Fine, Lum, you're saying to yourself, Youtube is a wasteland and everything is horrible, but why are you mad at some perfectly nice lady's four hour long video? Or, more to the point, why are people posting four hour long videos, and why does this make you (me, Lum, the writer) irrationally angry?
Well, the easiest answer to why people post four hour long videos is "it makes getting monetized on Youtube easier." Youtube's monetization requirements are based, in part, on how long viewers watch your content. Longer videos, quicker validation of monetization. But that's obviously not a consideration in this case; Hbomberguy has been making videos for over a decade and gets millions of views. Jenny Nicholson's Star Wars hotel video has almost 600,000 views as of this writing and has not been up for a full day.

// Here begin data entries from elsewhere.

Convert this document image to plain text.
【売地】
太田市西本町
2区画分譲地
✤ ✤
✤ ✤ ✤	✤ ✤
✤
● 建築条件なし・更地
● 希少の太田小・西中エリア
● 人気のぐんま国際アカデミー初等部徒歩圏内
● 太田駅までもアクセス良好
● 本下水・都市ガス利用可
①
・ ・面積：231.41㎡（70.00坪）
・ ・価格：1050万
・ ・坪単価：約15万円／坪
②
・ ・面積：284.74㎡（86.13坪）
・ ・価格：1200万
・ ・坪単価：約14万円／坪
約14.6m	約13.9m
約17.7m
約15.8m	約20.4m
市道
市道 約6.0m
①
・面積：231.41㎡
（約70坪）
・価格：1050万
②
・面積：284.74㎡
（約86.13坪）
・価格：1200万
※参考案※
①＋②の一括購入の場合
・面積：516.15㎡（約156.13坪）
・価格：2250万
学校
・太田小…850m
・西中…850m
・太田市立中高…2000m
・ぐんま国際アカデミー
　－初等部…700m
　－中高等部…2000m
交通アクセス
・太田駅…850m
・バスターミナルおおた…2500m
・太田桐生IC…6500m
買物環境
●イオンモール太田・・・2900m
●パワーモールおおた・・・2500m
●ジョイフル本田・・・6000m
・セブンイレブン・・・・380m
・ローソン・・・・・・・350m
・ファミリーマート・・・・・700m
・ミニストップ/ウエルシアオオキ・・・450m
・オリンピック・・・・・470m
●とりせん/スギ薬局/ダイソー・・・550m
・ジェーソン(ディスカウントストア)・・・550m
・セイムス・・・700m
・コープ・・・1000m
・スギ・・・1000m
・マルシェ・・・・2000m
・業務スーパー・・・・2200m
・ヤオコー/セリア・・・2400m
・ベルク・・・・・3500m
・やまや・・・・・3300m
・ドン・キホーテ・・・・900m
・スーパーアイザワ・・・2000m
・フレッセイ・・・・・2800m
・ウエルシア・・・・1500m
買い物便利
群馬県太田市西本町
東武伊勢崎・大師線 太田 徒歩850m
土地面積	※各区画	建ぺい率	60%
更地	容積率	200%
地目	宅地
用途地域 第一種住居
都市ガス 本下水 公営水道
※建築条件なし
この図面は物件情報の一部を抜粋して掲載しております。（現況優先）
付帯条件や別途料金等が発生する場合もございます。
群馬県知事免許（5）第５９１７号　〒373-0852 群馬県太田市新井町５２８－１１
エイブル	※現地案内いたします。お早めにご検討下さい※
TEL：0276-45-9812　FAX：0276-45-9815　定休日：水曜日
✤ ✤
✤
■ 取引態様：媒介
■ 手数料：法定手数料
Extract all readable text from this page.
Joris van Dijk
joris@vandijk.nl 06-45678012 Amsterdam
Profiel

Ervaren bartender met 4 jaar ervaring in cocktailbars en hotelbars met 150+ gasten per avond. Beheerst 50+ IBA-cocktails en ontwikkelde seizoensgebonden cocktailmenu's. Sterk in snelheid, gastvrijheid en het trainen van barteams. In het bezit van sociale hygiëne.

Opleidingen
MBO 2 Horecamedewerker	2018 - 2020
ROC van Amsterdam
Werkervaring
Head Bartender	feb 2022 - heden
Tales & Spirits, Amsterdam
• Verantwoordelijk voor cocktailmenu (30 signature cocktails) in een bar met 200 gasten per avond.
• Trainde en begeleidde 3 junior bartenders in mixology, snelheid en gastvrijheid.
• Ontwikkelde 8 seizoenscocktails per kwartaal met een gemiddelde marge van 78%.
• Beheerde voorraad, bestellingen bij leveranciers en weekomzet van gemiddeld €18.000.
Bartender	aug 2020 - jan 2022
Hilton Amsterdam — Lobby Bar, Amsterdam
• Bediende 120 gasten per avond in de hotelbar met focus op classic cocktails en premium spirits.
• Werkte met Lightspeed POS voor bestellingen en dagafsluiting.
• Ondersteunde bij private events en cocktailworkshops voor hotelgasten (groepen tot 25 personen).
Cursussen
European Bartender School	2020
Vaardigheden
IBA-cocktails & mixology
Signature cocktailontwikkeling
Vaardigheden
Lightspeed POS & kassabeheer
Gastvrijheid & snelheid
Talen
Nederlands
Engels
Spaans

Another answer is "it manipulates the Youtube algorithm in your favor". If you sit and watch, say, Nick Fuentes complain about how the Jews made him stream gay porn for hours, you'll get more barely-closeted Nazis in your Youtube recommendations. But not only does this not explain Nick Fuentes (who, mercifully, is no longer on Youtube thanks to being a blatant Nazi), it also doesn't explain our two examples, who, especially in Nicholson's case, don't have a political agenda to drive.
Honestly, I think the best answer is "because they can". Youtube video creators almost always act as their own editors. And when you edit yourself, you never trim content to make it easier for others to view or read (say, when someone is typing out a screed about Youtube videos and looks over to see he's already typed over 1000 words on the subject). You add more. There's always more!
But, and we get to the crux of why I am this guy this morning:
When you expect me to watch a video for four hours, you are not being respectful of my time.
Yes, I know, many people look on these long-form productions as, say, podcasts to be viewed while working, or playing a game, or what have you. I'm not one of those people. When I'm working, or playing a game, I'm, uh, doing that. I can't even really divide my attention enough to listen to an audio podcast, much less one with video.
And I simply don't have the time to devote four hours to an epic takedown of how bad the Star Wars Experience Hotel was. I'm sorry. I don't. I don't have the time to dedicate four hours to listen to Hbomberguy explain how plagiarism drives Youtube. I'm sure he's made many fine points, and I hope to hear them someday in a format accessible to me.
If a movie is four hours long, it's criticized, usually, as a director's epic sense of entitlement or loss of perspective; the four hour movies that are actually successful, such as Peter Jackson's Lord of the Rings movies, are still examples of this fatal bloat. Return of the King was a fantastic treatment of Tolkien's masterwork, and literally everyone joked about how it had twelve endings.
There has to be a happy medium somewhere between manic thirty second TikTok loops about Donghua Jinlong's industrial grade glycine and four hour long videos about how Marxism has never actually been tried. And as long as Youtube is one of the only segments of the Internet that still gives people money, someone will no doubt find that out.
Meanwhile, I'll still occasionally type things into a bl0g-by-any-other-name and refuse to monetize it, because I still remember when people wrote things because they wanted to and not as a desperate hedge against the collapse of late-stage capitalism.
And when people post four hour long videos, I'll continue to react like this.